Auditory plasticity and development: Disentangling the temporal dynamics of complex representation
Gabriella Mussachia, Ph.D.
Dr. Musacchia is a Post-Doctoral Fellow at the Infancy Studies Laboratory, Center for Molecular and Behavioral Neuroscience, Rutgers University, Newark, NJ. Her research focuses on how the brain makes sense of the complex world around us in order to understand language and music.
Abstract:
Both speech and music perception rely on pitch transitions whose production is controlled over time. In everyday listening, the pitch and rhythm of speech and music blend together to create a seamless perception of pitch fluctuations organized in time. The organization of pitch in rhythm aids cognitive processing in both domains. An extensive body of research has shown that music training leads to brain plasticity such as enhanced perception and processing of pitch and rhythm, as well as spoken and written language. However, the neuronal mechanisms of pitch and rhythm are often the investigated separately and the interrelationship between tone and rhythm processing is only beginning to be explored.

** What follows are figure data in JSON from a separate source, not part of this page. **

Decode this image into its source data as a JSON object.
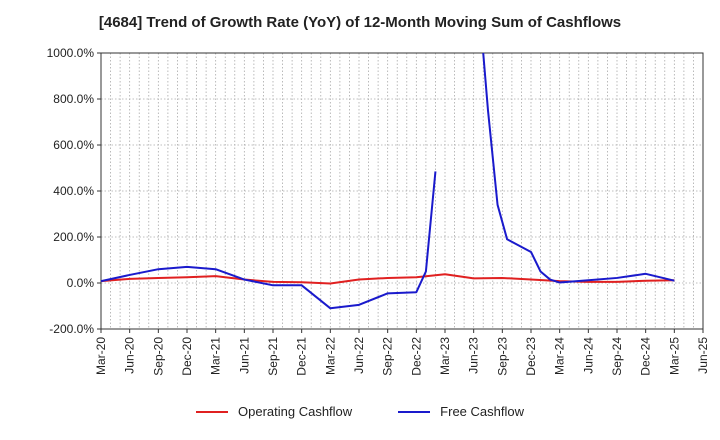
{
  "colors": {
    "operating": "#e02020",
    "free": "#1a1acc",
    "grid": "#aaaaaa",
    "axis": "#333333"
  },
  "chart_data": {
    "type": "line",
    "title": "[4684]  Trend of Growth Rate (YoY) of 12-Month Moving Sum of Cashflows",
    "xlabel": "",
    "ylabel": "",
    "ylim": [
      -200,
      1000
    ],
    "y_ticks": [
      -200,
      0,
      200,
      400,
      600,
      800,
      1000
    ],
    "y_tick_labels": [
      "-200.0%",
      "0.0%",
      "200.0%",
      "400.0%",
      "600.0%",
      "800.0%",
      "1000.0%"
    ],
    "x_tick_labels": [
      "Mar-20",
      "Jun-20",
      "Sep-20",
      "Dec-20",
      "Mar-21",
      "Jun-21",
      "Sep-21",
      "Dec-21",
      "Mar-22",
      "Jun-22",
      "Sep-22",
      "Dec-22",
      "Mar-23",
      "Jun-23",
      "Sep-23",
      "Dec-23",
      "Mar-24",
      "Jun-24",
      "Sep-24",
      "Dec-24",
      "Mar-25",
      "Jun-25"
    ],
    "x_range_months": [
      0,
      63
    ],
    "grid": true,
    "legend_position": "bottom",
    "series": [
      {
        "name": "Operating Cashflow",
        "color_key": "operating",
        "x": [
          0,
          3,
          6,
          9,
          12,
          15,
          18,
          21,
          24,
          27,
          30,
          33,
          36,
          39,
          42,
          45,
          48,
          51,
          54,
          57,
          60
        ],
        "y": [
          8,
          18,
          22,
          25,
          30,
          15,
          5,
          3,
          -2,
          15,
          22,
          25,
          38,
          20,
          22,
          15,
          8,
          5,
          5,
          10,
          12
        ]
      },
      {
        "name": "Free Cashflow",
        "color_key": "free",
        "segments": [
          {
            "x": [
              0,
              3,
              6,
              9,
              12,
              15,
              18,
              21,
              24,
              27,
              30,
              33,
              34,
              35
            ],
            "y": [
              8,
              35,
              60,
              70,
              60,
              15,
              -10,
              -10,
              -110,
              -95,
              -45,
              -40,
              50,
              485
            ]
          },
          {
            "x": [
              40,
              40.5,
              41.5,
              42.5,
              45,
              46,
              47,
              48,
              51,
              54,
              57,
              60
            ],
            "y": [
              1000,
              750,
              340,
              190,
              135,
              50,
              15,
              2,
              12,
              22,
              40,
              10
            ]
          }
        ]
      }
    ]
  }
}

In this study, we used EEG and ERP time-frequency analysis methods, developed in animal and human adult experiments, to evaluate the contribution of cortical oscillations to typical infant auditory development. By comparing the frequency composition of neural responses to auditory tone sequences, we are able to disentangle the temporal dynamics of pitch and rhythm representation. The results of this investigation suggest that there may be specific mechanisms for simultaneous processing of complex auditory representation.
We also advance the hypothesis that the peripheral pathways carrying largely segregated representations of tonal “content” (e.g. pitch) and “context” (e.g. rhythm) feed into separate thalamocortical systems that could integrate tone content within rhythm context in auditory cortex. This hypothesis provides a framework for generating testable predictions about the early stages of music processing in the human brain, and may also be useful for understanding how the neuronal “context” of rhythm can facilitate music-related plasticity. Because the thalamocortical circuit is shared in both speech and music processing, our data and hypothesis also provide a substantive explanation of why music lends itself to plasticity in speech encoding mechanisms.